I mentioned in the beginning of this blog (the first carnation last summer) that females peak in their sexuality in their mid twenties. And to have a proper relationship of having commonality, that is going to be cutting it if I can’t find anyone my own age. (Yes, because many autistics are creepy like people, we were forced to learn to be around our own type, our own ages, and that the “7 year rule” is stricken out with the “2 year rule” that is an expectation – when you are in high schoolWhat hurts me the most, is that many teenagers are more socially experienced than I am! 
I had to carry the baggage about the understanding of the realization of my actual social abilities for so long. My “social IQ” is very low. I have a hard time at times understanding the others feelings or visions. People especially “normal” people my age are not understanding, but would understand someone who has dark skin. (Yes, people in this society are racist  is it so sad?)
If I want a girl in my life, I don’t even care if she is near my age group. How many people of my or your age group is intelligent, who can speak articluatly, who watches traditional TV, or consumes news from professionals (like the newspapers, local TV, talk or all news radio?) How many of them use computers whether or not they like it or not? How many single girls are out there who love gadgets? It’s always a tease for me to to go to the local RadioShack and see a cutie that appears to be taken. Hell, RadioShack isn’t what it used to be, but there needs to be credit where credit is due when there is a girl out there that at least gives a damn about tech.
I’ve also said this, where it bears repeating: good looking girls are taken, decent caring girls are taken, girls with compassion are taken.
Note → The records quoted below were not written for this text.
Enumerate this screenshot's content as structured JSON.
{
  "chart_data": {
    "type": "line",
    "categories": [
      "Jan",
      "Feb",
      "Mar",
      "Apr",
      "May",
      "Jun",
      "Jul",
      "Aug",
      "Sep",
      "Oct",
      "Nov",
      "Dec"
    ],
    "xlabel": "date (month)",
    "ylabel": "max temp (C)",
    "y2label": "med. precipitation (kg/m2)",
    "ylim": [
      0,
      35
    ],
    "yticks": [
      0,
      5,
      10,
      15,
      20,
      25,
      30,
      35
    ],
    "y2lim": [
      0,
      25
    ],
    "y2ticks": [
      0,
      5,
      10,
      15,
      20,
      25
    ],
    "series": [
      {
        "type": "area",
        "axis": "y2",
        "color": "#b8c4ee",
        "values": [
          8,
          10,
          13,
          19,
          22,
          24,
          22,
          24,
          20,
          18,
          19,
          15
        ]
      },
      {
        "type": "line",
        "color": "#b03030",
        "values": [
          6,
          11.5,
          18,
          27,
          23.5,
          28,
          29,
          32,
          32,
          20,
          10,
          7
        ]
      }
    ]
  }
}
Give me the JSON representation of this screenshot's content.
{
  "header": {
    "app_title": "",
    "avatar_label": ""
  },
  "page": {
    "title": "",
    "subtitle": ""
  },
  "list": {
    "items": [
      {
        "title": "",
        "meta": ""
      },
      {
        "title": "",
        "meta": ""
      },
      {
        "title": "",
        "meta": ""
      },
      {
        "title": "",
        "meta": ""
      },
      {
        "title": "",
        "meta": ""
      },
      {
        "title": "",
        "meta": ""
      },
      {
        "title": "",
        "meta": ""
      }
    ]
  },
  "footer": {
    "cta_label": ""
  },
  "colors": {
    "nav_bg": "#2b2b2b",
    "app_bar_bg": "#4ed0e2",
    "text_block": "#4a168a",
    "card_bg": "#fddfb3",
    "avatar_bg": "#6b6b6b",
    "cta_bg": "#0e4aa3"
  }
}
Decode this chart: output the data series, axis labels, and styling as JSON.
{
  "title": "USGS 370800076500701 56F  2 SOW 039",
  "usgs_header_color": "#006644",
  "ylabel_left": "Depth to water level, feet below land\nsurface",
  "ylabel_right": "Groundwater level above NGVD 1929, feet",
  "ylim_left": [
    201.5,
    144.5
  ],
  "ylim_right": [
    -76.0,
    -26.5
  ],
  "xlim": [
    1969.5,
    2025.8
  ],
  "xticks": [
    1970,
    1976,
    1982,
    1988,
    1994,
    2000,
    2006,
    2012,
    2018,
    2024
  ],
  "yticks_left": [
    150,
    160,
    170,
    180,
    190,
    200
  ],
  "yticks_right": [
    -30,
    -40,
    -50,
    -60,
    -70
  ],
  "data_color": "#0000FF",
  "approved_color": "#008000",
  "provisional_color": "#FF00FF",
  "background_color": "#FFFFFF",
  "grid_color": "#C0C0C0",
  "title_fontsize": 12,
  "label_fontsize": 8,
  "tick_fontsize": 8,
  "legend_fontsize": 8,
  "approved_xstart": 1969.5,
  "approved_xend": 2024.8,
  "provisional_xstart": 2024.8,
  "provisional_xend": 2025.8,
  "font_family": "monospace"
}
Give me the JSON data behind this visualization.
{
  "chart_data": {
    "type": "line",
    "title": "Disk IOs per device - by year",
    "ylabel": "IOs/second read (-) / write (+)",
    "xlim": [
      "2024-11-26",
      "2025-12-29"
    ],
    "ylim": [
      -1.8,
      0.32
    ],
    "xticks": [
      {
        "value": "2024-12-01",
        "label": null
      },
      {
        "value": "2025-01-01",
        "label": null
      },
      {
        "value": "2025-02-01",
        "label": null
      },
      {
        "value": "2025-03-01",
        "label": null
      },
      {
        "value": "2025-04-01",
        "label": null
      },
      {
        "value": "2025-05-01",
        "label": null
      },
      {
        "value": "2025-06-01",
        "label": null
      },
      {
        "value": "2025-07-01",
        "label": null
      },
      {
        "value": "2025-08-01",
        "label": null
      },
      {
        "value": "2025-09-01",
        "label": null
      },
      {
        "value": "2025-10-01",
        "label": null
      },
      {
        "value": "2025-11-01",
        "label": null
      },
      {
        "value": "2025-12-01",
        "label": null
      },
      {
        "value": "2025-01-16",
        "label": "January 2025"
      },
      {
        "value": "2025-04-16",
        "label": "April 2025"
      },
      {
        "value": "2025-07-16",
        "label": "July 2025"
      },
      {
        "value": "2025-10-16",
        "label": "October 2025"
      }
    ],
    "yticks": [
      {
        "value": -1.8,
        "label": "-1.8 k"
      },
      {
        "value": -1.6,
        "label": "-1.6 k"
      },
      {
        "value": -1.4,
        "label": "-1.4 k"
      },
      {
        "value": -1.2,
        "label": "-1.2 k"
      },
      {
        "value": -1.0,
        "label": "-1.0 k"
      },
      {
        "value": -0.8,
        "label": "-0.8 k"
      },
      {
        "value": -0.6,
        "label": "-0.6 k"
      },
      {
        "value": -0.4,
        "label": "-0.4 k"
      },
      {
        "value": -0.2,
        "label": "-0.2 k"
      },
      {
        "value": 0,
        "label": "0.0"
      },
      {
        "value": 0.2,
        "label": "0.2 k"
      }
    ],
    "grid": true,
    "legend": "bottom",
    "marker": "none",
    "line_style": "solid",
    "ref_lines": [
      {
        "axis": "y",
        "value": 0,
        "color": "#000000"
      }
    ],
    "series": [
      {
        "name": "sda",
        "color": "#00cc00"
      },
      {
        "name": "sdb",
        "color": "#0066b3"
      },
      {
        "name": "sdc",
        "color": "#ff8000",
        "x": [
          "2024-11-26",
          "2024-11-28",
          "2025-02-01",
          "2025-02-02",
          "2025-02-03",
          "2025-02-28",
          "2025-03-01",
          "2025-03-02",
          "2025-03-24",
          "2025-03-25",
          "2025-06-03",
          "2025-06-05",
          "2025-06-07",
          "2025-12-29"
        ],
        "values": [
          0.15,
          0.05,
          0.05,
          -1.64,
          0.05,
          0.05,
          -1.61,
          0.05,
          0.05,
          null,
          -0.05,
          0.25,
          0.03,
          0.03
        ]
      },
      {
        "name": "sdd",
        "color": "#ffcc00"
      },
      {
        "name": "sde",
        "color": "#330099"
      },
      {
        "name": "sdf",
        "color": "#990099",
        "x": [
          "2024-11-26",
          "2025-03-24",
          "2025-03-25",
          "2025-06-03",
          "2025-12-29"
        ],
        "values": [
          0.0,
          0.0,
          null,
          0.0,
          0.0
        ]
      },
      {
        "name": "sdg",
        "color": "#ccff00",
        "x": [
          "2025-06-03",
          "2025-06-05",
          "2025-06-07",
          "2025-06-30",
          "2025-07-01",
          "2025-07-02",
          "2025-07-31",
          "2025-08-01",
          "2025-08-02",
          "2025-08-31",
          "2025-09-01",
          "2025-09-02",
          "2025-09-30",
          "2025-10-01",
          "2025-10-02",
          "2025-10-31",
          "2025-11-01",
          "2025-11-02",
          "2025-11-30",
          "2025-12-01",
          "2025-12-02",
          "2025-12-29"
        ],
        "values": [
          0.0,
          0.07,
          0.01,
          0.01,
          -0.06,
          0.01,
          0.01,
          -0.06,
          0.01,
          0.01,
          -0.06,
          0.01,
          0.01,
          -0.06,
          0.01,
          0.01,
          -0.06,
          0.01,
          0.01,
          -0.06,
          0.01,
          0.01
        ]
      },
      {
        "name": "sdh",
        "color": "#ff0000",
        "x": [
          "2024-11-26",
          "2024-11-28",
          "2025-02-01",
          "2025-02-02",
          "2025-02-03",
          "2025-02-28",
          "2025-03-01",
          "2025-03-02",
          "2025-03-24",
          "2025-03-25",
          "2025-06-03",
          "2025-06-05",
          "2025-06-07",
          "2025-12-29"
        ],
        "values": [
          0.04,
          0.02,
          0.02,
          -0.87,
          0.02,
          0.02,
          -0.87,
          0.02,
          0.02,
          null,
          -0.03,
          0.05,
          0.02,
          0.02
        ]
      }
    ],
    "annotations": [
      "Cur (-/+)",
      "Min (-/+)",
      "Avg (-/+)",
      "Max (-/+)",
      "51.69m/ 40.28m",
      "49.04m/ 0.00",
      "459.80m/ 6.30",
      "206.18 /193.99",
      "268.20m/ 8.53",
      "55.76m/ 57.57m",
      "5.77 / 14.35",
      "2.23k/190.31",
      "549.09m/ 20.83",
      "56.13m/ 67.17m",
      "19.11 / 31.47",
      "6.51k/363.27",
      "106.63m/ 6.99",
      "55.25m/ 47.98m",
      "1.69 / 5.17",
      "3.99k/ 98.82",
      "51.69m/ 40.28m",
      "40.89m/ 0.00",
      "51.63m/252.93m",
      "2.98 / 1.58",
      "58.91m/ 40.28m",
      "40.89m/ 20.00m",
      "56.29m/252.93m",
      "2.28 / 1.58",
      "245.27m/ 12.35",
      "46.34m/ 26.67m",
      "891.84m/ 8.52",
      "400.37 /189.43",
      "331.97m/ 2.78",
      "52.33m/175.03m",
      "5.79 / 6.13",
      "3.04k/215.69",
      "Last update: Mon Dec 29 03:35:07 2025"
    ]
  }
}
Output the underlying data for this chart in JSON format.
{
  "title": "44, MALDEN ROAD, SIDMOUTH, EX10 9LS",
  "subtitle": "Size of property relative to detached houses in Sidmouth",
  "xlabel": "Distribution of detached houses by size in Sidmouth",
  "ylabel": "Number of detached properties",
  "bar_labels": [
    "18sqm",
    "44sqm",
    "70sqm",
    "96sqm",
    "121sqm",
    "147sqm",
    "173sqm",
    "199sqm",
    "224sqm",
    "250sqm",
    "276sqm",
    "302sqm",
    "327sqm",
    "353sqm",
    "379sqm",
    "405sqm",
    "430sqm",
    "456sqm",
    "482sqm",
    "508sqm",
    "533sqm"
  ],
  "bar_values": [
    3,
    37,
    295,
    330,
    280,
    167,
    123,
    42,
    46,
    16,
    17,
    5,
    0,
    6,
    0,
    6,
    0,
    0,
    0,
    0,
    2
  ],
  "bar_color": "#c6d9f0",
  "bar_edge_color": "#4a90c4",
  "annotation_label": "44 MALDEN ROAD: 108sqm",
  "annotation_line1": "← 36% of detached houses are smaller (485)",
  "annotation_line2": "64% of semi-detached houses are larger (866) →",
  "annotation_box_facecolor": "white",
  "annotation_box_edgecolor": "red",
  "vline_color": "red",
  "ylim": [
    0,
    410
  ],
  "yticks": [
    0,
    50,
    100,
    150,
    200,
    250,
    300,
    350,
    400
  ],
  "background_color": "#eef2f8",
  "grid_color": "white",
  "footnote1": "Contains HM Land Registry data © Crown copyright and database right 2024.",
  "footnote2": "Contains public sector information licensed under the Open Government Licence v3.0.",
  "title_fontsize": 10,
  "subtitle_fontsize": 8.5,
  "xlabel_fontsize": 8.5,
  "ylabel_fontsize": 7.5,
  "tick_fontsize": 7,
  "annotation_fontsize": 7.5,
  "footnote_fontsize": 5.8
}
Which leaves the hot looking and aggressive attitudes single, the not so pretty girls are single, and motherly types I don’t want to be arms length to!
As painful as it is, sometimes its best to be single and pure and to avoid love at all costs. It has put a huge cost my life, taking away years that were wasted that I can’t get back. The best option is to just move on and try to not engage with ladies, and just be at arms length and run away if they are showing interest.

Love and Lack of Romance

I had a secret agenda of launching this blog back in early September. I used the “relationships” phrase with honest intentions of talking about the bigger picture. But it is easy to get distracted and getting stuck on love and romance.
Something I have never experienced, nor do I expect that I will fall in love.
I am sick and tired of dealing with crushes. They can be really dangerous, and I feel that crushes lead to a depressing road of pain, over dreamy thoughts, and large amounts of guilt.
And I am sick and tired of the ideal of waiting, and when one waits, the time will come. What? Like 2038? I can’t wait for someone to come. At the same time this logic kinda counteracts with the idea that one won’t meet a girl or a guy at home, because they don’t come knocking at your back door. So if one has to hear that on a number of times, then why do these people give you advice to wait?
Makes no sense. Especially in a hustle and bustle world of running their lives like an enterprise. Do they wait for a critical decision to do a business if they’re at work, or wait for the right moment to get that deal? Probably in a socialist world that is acceptable.
I don’t know anything.  And I think I am better off being an outsider, because this blog wouldn’t exist as someone wearing a V-tag* I’ve felt like an alien, and I do feel like an outsider looking into a clear glass.
*I can be a sci-fi geek, if you’ve heard of the 80s (that looked like from the 70s) the sci-fi program V you’ll know what I mean!
I’m just like a Lego minifigure looking through a glass window seeing things from an outsider, someone whose a professional who doesn’t have time to have emotions and fun.
And there’s nothing wrong with that!